Friday, 29 March 2013
"....til the wild geese have flown"
Shakespeare’s King Lear reckoned winter lasted until at least their departure. The cold has kept us indoors but Druridge Bay is exquisite in winter. Thursday morning I was up at Blakemoor and Ellington, the pastures still empty of ewes and lambs, the arable fields with bedraggled winter wheat rotting away. The North Sea has been churned all weak into a deep iron blue. Theatrical sheets of snow whipped in, the sort of snow dry as polystyrene bobbles, bouncing off jackets and hats.

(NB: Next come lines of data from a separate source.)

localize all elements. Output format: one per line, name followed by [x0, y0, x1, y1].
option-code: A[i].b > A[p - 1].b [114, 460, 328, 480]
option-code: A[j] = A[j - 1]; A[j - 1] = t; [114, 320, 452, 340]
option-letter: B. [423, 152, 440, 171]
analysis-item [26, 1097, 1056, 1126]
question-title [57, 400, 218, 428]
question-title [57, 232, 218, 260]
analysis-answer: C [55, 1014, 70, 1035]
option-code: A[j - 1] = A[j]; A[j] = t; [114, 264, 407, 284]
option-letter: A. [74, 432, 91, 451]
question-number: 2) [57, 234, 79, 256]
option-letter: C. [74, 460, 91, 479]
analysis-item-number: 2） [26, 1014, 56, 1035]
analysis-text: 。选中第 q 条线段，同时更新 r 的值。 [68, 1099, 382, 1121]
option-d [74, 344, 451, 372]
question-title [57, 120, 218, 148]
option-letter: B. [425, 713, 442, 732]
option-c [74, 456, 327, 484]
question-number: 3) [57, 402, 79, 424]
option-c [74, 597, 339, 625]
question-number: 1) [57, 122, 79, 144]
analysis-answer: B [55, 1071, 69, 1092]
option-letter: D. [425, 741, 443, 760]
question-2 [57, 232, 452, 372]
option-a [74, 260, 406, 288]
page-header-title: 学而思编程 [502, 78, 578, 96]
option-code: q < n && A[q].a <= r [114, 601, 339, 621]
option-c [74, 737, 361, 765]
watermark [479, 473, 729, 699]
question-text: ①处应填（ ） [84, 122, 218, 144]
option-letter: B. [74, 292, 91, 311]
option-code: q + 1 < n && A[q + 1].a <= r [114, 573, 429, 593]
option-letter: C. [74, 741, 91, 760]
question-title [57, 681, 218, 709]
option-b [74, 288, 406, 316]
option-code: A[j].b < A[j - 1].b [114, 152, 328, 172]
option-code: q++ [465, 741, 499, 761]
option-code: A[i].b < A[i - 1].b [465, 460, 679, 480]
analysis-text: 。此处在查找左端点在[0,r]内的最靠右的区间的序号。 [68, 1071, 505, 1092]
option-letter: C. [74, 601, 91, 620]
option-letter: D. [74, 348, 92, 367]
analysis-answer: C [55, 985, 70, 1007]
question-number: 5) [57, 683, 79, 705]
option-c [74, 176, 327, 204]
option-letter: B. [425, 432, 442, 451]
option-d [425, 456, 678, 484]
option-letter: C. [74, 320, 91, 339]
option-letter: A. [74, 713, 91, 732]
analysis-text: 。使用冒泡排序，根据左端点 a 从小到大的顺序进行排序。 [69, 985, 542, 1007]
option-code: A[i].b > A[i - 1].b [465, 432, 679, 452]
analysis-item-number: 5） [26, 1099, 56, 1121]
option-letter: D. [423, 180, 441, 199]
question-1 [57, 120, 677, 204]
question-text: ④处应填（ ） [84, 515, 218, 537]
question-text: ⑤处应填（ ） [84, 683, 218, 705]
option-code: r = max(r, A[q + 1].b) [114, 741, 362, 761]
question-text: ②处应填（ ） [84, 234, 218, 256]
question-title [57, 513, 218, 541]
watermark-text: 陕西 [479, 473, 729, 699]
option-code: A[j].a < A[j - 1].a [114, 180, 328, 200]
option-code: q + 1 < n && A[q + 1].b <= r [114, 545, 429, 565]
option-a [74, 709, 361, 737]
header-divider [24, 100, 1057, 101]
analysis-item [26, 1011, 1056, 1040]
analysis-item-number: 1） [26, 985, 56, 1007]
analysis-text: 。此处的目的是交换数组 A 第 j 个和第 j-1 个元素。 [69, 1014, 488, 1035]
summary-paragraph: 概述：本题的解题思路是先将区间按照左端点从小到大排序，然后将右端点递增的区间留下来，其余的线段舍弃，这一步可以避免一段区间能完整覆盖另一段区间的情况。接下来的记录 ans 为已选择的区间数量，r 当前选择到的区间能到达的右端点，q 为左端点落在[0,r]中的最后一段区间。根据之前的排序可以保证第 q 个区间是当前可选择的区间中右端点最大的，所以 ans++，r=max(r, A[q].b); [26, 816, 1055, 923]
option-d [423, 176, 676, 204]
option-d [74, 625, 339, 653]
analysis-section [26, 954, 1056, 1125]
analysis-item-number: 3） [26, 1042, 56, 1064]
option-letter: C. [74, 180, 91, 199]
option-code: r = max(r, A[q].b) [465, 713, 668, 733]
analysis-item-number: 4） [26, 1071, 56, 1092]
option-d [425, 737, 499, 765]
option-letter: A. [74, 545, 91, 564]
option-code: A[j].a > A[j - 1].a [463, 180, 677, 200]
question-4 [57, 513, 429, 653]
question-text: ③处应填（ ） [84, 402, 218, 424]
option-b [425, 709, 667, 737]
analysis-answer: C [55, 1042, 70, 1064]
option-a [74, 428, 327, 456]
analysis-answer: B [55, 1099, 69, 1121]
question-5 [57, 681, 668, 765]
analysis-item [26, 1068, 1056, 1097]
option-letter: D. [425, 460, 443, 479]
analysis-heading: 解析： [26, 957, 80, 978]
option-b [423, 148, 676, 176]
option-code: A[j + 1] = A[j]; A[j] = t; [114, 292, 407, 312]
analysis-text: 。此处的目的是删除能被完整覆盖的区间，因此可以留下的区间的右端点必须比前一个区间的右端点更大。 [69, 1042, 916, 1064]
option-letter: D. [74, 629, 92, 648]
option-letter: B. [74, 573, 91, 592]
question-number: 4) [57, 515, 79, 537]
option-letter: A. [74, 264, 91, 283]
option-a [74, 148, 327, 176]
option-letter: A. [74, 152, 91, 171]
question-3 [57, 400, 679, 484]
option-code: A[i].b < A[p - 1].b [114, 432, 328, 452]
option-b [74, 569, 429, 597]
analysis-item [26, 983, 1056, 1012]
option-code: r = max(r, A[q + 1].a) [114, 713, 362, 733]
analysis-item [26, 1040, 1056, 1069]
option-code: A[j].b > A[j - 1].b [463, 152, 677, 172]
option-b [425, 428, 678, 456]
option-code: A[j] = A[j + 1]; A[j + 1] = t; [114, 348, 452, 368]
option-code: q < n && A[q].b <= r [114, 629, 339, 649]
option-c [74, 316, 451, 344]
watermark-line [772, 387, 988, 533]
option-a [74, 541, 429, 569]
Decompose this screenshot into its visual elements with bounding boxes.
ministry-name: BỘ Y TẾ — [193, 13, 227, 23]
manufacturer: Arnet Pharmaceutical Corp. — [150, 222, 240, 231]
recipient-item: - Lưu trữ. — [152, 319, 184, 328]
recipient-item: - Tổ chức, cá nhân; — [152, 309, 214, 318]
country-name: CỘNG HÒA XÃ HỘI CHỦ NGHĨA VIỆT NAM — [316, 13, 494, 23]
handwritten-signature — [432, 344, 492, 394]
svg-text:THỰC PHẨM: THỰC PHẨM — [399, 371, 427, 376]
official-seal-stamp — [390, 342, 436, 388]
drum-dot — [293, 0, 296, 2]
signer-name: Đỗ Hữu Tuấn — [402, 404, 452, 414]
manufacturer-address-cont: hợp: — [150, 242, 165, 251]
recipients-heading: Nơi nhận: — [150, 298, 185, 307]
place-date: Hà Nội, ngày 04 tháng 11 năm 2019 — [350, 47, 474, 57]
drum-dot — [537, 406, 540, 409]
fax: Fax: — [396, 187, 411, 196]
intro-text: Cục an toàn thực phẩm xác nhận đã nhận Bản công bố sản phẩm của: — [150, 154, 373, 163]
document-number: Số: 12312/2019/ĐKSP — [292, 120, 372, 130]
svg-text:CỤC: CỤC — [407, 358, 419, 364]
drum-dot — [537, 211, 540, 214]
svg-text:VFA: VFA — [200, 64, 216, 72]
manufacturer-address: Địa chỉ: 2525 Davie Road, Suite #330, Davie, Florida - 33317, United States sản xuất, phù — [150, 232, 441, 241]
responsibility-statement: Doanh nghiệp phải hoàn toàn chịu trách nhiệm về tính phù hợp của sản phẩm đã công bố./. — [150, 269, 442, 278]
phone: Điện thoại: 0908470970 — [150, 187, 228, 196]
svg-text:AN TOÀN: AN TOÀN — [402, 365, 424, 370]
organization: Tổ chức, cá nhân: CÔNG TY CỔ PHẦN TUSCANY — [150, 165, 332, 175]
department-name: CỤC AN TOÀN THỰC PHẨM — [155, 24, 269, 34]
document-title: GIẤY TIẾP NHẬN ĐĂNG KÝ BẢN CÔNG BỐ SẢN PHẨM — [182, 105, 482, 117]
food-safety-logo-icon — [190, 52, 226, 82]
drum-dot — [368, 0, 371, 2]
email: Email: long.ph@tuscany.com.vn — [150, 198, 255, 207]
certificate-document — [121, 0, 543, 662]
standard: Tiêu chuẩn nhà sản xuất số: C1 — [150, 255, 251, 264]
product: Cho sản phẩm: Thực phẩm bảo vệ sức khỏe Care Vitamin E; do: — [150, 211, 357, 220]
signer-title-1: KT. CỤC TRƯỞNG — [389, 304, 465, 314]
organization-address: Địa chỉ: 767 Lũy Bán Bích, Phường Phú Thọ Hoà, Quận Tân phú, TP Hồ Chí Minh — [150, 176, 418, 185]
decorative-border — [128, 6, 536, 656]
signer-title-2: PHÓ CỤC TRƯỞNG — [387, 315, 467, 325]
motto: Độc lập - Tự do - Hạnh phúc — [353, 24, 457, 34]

The easterly blast blew in some surpirses; a taxidermist asking me if i'd seen his friend who he'd lost searching for the wreck of puffins that has been washing up all week. The final snow wall was trailed by a barn owl, drifting in on the eddies behind the snow front. I was out doing the first complete census check of ponds. As usual there were surprises, many of the shallower sites dried out but many of the tiny pools and ruts in gateways more conspicuous. the number and extent of ponds chnages significantly with season and year, which begs some tricky questions for surveys which rely on just one snap-shot visit in one year. A few dollops of frog spawn wallowed unconvincingly. We are keen to get out and collect a full range of sediment cores from across the range of pond types, but have been waiting for some new corers after our experiments with open sided screw-cores out of which the runnier top sediments dribbled (see 1st March blog). This has left Scott and Pete largely stuck in front of computer screens. However Dave Cooke has been welding and forging a new design. If the wild geese ever leave we will soon be back out.